The pages were ephemeral, colors dimming in the sunlight as summer segued to autumn.
We changed as well. Fear gradually surrendered to empathy. It was a time of small but welcome kindnesses exchanged between strangers. Americans waved red and blue rather than red or blue. The 50 stars on the flag represented a constellation; today they seem to be in different galaxies.
As a new school year begins, the incoming college freshmen have no recollections of that defining day in American history. Nor do the youngest members of our military who have pledged to protect the nation.
In the absence of memory, there is an obligation of teachers not just the ones in the classroom to remind the next generation of those days when the world changed, when it became smaller. There is no substitute for oral history, as individual storytelling summons emotion, reflection and personal experience that film, books and art can only strive to emulate.
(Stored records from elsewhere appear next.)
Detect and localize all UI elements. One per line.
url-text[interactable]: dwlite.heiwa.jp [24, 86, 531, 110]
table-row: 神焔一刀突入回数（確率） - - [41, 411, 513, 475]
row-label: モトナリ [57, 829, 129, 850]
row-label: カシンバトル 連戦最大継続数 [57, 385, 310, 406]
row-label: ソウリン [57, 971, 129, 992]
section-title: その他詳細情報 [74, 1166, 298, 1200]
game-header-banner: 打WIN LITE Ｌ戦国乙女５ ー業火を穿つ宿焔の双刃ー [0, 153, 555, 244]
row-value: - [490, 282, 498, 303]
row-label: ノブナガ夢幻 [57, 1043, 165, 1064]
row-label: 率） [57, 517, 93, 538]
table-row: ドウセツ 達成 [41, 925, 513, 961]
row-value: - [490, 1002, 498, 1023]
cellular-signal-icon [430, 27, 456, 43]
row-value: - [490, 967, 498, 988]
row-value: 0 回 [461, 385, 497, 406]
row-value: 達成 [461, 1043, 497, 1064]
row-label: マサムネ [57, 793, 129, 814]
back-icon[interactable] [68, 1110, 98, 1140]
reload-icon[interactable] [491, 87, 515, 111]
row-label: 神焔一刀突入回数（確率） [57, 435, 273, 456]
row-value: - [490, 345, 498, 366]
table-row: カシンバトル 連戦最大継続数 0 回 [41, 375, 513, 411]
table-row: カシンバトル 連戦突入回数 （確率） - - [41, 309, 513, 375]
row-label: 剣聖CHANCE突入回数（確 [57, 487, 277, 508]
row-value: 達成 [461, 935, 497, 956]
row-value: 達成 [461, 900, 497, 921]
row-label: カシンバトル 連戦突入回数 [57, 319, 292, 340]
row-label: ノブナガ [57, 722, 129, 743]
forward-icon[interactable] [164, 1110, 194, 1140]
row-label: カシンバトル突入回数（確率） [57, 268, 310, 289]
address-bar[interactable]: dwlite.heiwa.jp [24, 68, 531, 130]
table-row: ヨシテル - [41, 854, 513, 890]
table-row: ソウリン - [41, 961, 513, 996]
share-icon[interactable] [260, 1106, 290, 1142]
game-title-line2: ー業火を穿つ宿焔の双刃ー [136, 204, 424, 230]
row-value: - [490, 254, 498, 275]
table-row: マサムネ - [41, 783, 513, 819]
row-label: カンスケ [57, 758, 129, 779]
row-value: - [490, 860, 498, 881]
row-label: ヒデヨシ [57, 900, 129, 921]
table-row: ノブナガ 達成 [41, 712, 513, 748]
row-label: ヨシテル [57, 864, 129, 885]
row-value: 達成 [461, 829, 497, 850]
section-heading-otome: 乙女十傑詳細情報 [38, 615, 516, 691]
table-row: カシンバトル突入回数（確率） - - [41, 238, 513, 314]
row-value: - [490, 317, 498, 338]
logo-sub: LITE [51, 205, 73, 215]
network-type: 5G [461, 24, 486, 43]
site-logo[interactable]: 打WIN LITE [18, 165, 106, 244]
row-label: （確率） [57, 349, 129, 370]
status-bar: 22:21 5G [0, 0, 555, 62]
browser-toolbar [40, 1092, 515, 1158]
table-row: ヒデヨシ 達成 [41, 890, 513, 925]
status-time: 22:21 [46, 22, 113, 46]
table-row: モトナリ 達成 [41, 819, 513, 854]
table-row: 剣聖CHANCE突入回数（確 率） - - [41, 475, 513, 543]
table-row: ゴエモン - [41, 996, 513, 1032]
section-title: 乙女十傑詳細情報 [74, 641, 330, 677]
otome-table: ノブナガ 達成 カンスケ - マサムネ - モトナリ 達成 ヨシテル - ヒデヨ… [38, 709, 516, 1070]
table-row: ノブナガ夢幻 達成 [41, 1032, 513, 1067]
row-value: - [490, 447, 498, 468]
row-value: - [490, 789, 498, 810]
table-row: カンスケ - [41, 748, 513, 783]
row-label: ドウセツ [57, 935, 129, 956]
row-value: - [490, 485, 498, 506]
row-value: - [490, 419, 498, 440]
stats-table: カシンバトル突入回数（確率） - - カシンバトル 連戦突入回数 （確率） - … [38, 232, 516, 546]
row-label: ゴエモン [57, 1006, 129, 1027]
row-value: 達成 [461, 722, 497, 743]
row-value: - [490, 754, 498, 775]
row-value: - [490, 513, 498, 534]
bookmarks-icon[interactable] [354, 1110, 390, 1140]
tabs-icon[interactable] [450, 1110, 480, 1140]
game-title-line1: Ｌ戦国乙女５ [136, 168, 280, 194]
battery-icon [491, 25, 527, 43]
In 2018, what are the lessons of 9/11?
The facts are easy enough to share with students. Two planes slammed into the highest points of the Manhattan skyline, causing them to topple into the streets. Another crashed into the Pentagon; a fourth was diverted by passengers from a Washington, D.C., target into a Pennsylvania field.
Some 3,000 people were killed. Another 6,000 had physical injuries, while first responders continue to suffer from exposure to toxins released at Ground Zero.
There are also scars we cant see. For a few years, we stood wounded, but united. Divided, we are falling.
The map of the United States has been pockmarked by shootings at schools and churches.
Our ability to respond to crisis failed when the Federal Emergency Management Agency left Puerto Rico to suffer in darkness in the aftermath of Hurricane Maria almost a year ago.
The highest office in the land is being criticized from within by an unprecedented anonymous op-ed.
Pained discourse over the national anthem has been leveraged for an advertising campaign for sneakers.
One lesson of 9/11 that is worth reviving is the power of our two political parties declaring a truce.
Another is to honor its federal recognition as a National Day of Service and Remembrance. Our youngest Americans lack the ability to recall the events of 17 years ago, and need us to cast light on the shadows of 9/11, just as later generations need to be taught the tragedy and legacy of Dec. 7, 1941.
The anniversary arrives on another Tuesday as an invitation to remember, to imagine, to grieve, to heal, to volunteer, to consider alternate perspectives, to treat one another with dignity.
It is day to recognize that we are fragile, but stronger as states united.